Closed adebiasi21 closed 3 years ago
This is tricky question, and I think the answer sort of depends on what viewpoint you take:
Mechanically, the answer is yes. You can just "ignore" that the outcome is a count variable and run the code in the did
package. If you interpret parallel trends (the main assumption underlying DID) as being just a reduced form assumption that might hold in the data (which you could in some ways check in pre-treatment periods), then this would be reasonable. My sense is that this is very commonly done in applied work (both with count data or the same sorts of issues would come up if you had, say, a binary outcome).
That being said, it is going to be very hard to write down a model for potential outcomes like a poisson regression with fixed effects that leads to parallel trends holding. I'm sensitive to this point (perhaps more than most), but I think that carefully checking pre-trends and ignoring issues related to nonlinear models is very common.
One last comment, I don't think there is going to be a "fix" for this if you were to use TWFE, our approach, or some other approach. This is a more general issue of fixed effects in nonlinear models.
Brant
I greatly appreciate your thorough response, Brant!
I have one more related question, which I am ashamed to say is rather rudimentary.

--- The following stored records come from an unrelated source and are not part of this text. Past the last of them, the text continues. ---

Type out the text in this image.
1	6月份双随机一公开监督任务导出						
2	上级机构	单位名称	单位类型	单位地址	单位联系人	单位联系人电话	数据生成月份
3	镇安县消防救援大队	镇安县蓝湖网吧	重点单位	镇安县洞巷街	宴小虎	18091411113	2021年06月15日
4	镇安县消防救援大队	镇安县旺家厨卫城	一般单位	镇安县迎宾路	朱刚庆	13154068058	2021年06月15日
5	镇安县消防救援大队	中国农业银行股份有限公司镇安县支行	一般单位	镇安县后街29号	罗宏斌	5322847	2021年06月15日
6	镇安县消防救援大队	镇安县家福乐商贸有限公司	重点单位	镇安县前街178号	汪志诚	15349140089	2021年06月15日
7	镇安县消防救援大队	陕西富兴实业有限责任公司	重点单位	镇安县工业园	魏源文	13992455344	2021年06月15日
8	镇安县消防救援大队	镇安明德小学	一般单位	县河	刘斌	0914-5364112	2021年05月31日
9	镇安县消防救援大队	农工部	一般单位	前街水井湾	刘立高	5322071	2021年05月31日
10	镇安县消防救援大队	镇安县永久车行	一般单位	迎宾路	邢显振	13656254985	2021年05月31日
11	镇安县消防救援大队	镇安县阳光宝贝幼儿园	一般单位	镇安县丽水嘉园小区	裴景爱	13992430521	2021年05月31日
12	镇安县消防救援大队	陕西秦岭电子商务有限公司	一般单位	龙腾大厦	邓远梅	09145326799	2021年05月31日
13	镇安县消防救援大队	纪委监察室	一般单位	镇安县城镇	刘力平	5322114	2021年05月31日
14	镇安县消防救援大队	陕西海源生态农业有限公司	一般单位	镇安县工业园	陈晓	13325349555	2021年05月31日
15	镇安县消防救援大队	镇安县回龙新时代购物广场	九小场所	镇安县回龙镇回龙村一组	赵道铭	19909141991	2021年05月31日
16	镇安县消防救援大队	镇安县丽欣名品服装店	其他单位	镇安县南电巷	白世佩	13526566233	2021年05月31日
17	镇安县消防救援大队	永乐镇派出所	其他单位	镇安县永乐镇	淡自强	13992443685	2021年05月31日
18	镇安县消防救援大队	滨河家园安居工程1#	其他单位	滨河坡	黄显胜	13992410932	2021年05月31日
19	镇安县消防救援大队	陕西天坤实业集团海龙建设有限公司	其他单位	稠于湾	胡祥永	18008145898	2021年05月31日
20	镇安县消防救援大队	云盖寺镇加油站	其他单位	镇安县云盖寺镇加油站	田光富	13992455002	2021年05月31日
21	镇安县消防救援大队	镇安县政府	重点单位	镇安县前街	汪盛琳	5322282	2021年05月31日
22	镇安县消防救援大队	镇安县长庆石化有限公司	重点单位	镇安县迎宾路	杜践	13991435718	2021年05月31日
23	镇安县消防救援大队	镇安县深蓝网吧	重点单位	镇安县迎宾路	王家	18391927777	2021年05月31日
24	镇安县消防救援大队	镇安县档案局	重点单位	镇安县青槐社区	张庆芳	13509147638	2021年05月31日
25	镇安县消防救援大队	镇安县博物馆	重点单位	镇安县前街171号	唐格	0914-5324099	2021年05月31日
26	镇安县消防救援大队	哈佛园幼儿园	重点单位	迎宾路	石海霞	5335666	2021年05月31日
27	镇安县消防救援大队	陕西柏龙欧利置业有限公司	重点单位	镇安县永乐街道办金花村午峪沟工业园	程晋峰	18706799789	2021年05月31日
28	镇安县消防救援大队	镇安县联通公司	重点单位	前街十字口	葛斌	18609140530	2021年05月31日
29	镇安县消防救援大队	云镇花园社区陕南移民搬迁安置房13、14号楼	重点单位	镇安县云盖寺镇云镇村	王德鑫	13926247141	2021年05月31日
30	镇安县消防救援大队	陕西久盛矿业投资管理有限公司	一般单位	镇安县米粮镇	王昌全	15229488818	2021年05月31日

In this context, how should treatment effects be interpreted for count outcomes? In the employment example provided by the authors, treatment effects are reported in terms of a percentage decrease/increase. I suspect this may have something to do with their logged outcome. Or, am I off base here?
I think you should just interpret as how much outcomes increase on average for the treated group due to participating in the treatment --- so I don't think there is anything different about interpreting the results due to the count outcome relative to a continuous outcome. I think the bigger issue is the one we were talking about previously.
You are also right about the interpretation in our application being due to the logged outcome.
Does the did package accommodate count outcomes? If so, how is this achieved? Or, is this question a moot point? In the TWFE framework (which I am trying to get away from), I have used negative binomial or poisson regression to model count outcomes.